Maybe it’s too ethnocentric to compare Femi Kuti’s Nigerian cultural background with politics in the U.S. right now, but it’s tough to overlook.
Kuti and his 11-piece band wailed Wednesday night with the sounds of corruption, greed and poverty. Those uninitiated with Afrobeat might think the night was gloomy with these political scenarios, but that wasn’t really true. If anything, the music packs the visceral punch of punk rock. Your brain is challenged by the lyrical themes while your body is overtaken by rhythm. The genre draws from traditional African drumming and American funk, R&B and jazz. It’s a wall of sound that drives and drives until it breaks into quieter, more vocally-driven interludes.

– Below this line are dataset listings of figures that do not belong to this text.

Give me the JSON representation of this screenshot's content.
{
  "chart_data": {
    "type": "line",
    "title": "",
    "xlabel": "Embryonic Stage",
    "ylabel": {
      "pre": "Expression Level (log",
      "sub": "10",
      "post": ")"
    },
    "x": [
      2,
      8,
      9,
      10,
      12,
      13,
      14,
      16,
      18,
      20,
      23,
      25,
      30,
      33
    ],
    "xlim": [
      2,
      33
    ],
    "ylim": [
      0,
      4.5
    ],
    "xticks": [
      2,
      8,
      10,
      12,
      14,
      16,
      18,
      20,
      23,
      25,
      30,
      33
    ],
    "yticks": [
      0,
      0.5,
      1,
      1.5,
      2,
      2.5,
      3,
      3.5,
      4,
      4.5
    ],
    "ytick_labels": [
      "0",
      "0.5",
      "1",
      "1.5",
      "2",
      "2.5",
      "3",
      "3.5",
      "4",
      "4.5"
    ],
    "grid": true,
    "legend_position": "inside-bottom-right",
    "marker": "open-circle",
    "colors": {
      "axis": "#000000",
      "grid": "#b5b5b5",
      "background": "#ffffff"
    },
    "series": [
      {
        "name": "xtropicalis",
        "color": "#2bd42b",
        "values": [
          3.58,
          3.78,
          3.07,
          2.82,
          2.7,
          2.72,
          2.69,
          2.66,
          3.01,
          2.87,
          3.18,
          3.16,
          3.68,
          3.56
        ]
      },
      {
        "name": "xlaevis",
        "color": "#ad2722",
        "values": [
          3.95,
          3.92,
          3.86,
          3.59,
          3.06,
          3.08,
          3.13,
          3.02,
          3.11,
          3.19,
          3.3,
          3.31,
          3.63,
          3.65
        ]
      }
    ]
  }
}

Femi Kut’s band is made up of four men on horns, a guitarist, a bass and keyboard player and two drummers. They wore matching dashikis and bright yellow pants. Three women on stage right made up in Nigerian body paint and beaded skirts sang, danced and gave vocal contrast to their frontman. Kuti wore a red and white jumpsuit and sandals, distinct from the rest.
As a bandleader, he is masterful. From the first song to the last, Kuti slashed his arms and hands to command more or less from his band and himself. To watch him work is like an orchestra conductor who is also a player in the band. A multi-instrumentalist in his own right. He took turns playing saxophone and trumpet, a Hammond XK3 organ and singing.

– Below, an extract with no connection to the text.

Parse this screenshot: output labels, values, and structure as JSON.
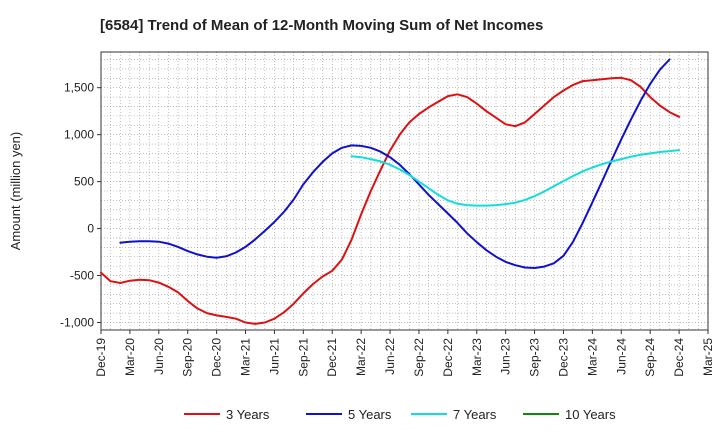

Three quarters through the evening, what felt like the night’s magnum opus began. It was a 10-plus minute tour through the perils of corruption: “Evil will do anything to survive / it will never know true joy.” The song drove, collapsed, drove again, collapsed again to almost a whisper before it built again with one of the most infectious and danceable rhythms of the whole night. Sweat flying in every direction, Kuti, 54, at this moment looked for the first time a little spent.

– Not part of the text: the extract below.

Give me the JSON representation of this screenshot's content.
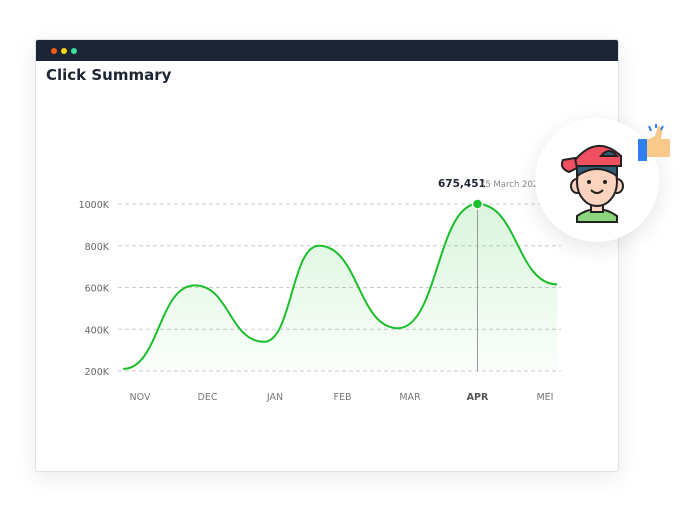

Twenty minutes later, a refrain started quietly from the horn section. Recognizable if you have even a passing interest in world music, it was “Water No Get Enemy”, the masterpiece of Fela Kuti, Femi’s father. This number faded into a three-song encore before he humbly bowed first to the crowd, then his female singers and finally his band before leaving the stage for good. The audience begged and stomped for more. The house lights came up but the music didn’t stop ringing through our bodies.